All around the globe, there are data regarding dying pine trees. There isn’t any more gorgeous than a healthy pine tree. However, it is important to remember that trees are living organisms. As such, they are vulnerable to trauma and diseases. Let’s take a look at issues that only affect pine trees and some remedies.
Pine wilt is due to Pinewood nematode, a bug in the pine sawyer beetle family. It feasts on the resin canal of the tree. This hinders the nutrients and water flow to the branches.
Attacking one branch at a time, the needles become brown, and the tree dies quickly. The only remedy for this disease is to cut the tree down and burn it. You can also schedule a tree removal service. The aim is to save your other trees from getting infested.
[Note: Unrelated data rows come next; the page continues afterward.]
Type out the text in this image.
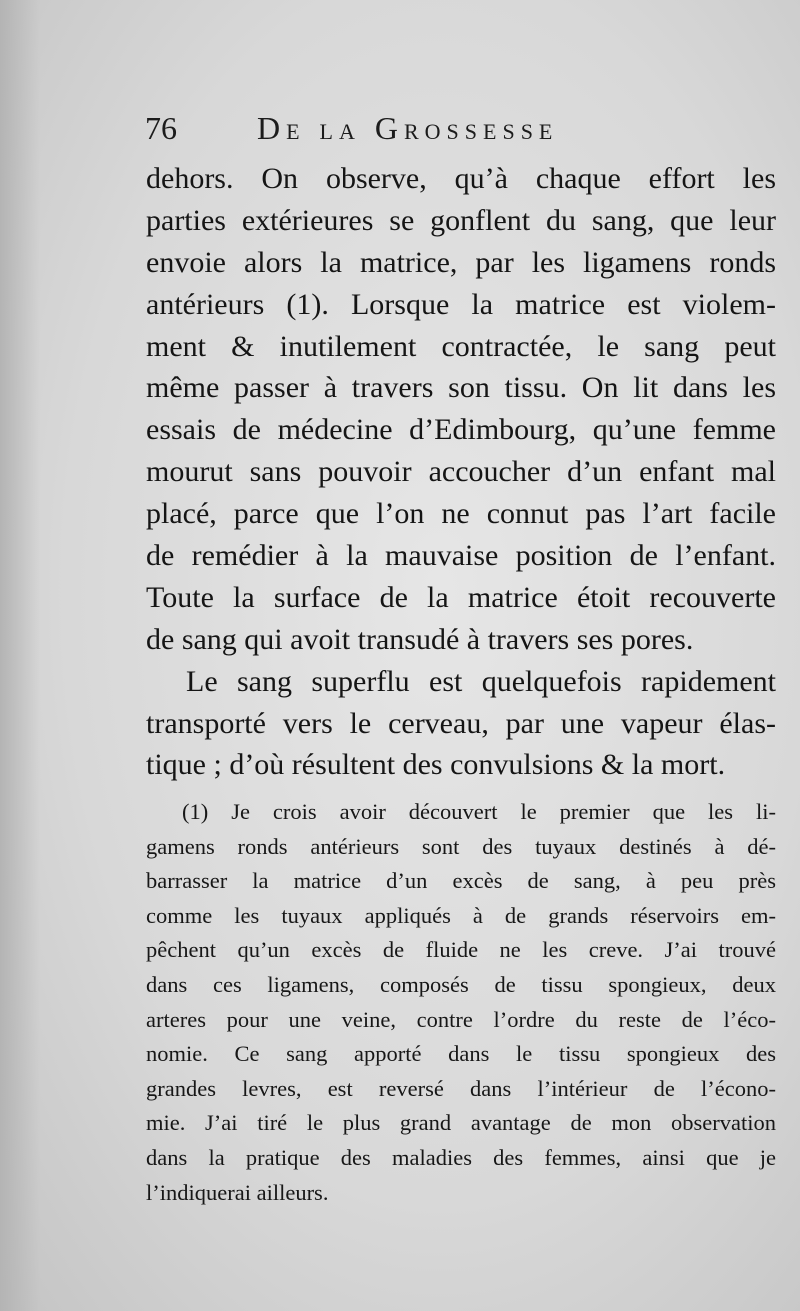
76	De la Grossesse
dehors. On observe, qu’à chaque effort les
parties extérieures se gonflent du sang, que leur
envoie alors la matrice, par les ligamens ronds
antérieurs (1). Lorsque la matrice est violem-
ment & inutilement contractée, le sang peut
même passer à travers son tissu. On lit dans les
essais de médecine d’Edimbourg, qu’une femme
mourut sans pouvoir accoucher d’un enfant mal
placé, parce que l’on ne connut pas l’art facile
de remédier à la mauvaise position de l’enfant.
Toute la surface de la matrice étoit recouverte
de sang qui avoit transudé à travers ses pores.
Le sang superflu est quelquefois rapidement
transporté vers le cerveau, par une vapeur élas-
tique ; d’où résultent des convulsions & la mort.
(1) Je crois avoir découvert le premier que les li-
gamens ronds antérieurs sont des tuyaux destinés à dé-
barrasser la matrice d’un excès de sang, à peu près
comme les tuyaux appliqués à de grands réservoirs em-
pêchent qu’un excès de fluide ne les creve. J’ai trouvé
dans ces ligamens, composés de tissu spongieux, deux
arteres pour une veine, contre l’ordre du reste de l’éco-
nomie. Ce sang apporté dans le tissu spongieux des
grandes levres, est reversé dans l’intérieur de l’écono-
mie. J’ai tiré le plus grand avantage de mon observation
dans la pratique des maladies des femmes, ainsi que je
l’indiquerai ailleurs.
Needle blight (dothistroma)is a slow-moving fungal infection found in the needles. You’ll know it when you see a white band in the middle of the needle that gradually turns brown. Ultimately, one half of the needle stays green while the tip becomes brown. If not treated, the tree will die, but the disease can be stopped using applications of copper fungicide.
You can also treat diplodia by using a copper fungicide. This virus distresses separate branches on a tree, and you’ll spot it when the limbs start to leak resin and look underdeveloped.
The vital thing to remember is that trees suffer from anxiety and stress, making them susceptible to illnesses. Trees such as the Japanese black pine are more vulnerable because they have been damaged due to environmental problems including lousy diet and dehydration.
Perform a soil test every three years to make sure that your pine tree is receiving the right amount of water amount and food. Also, keeping your outdoor space neat and clean can lessen the risk of disease.
Moreover, you want to gather up fallen needles periodically and throw them out. Needles can hide parasites. Another suggestion is to trim dead limbs and disinfect your trimmers afterward. Make sure to burn the limbs.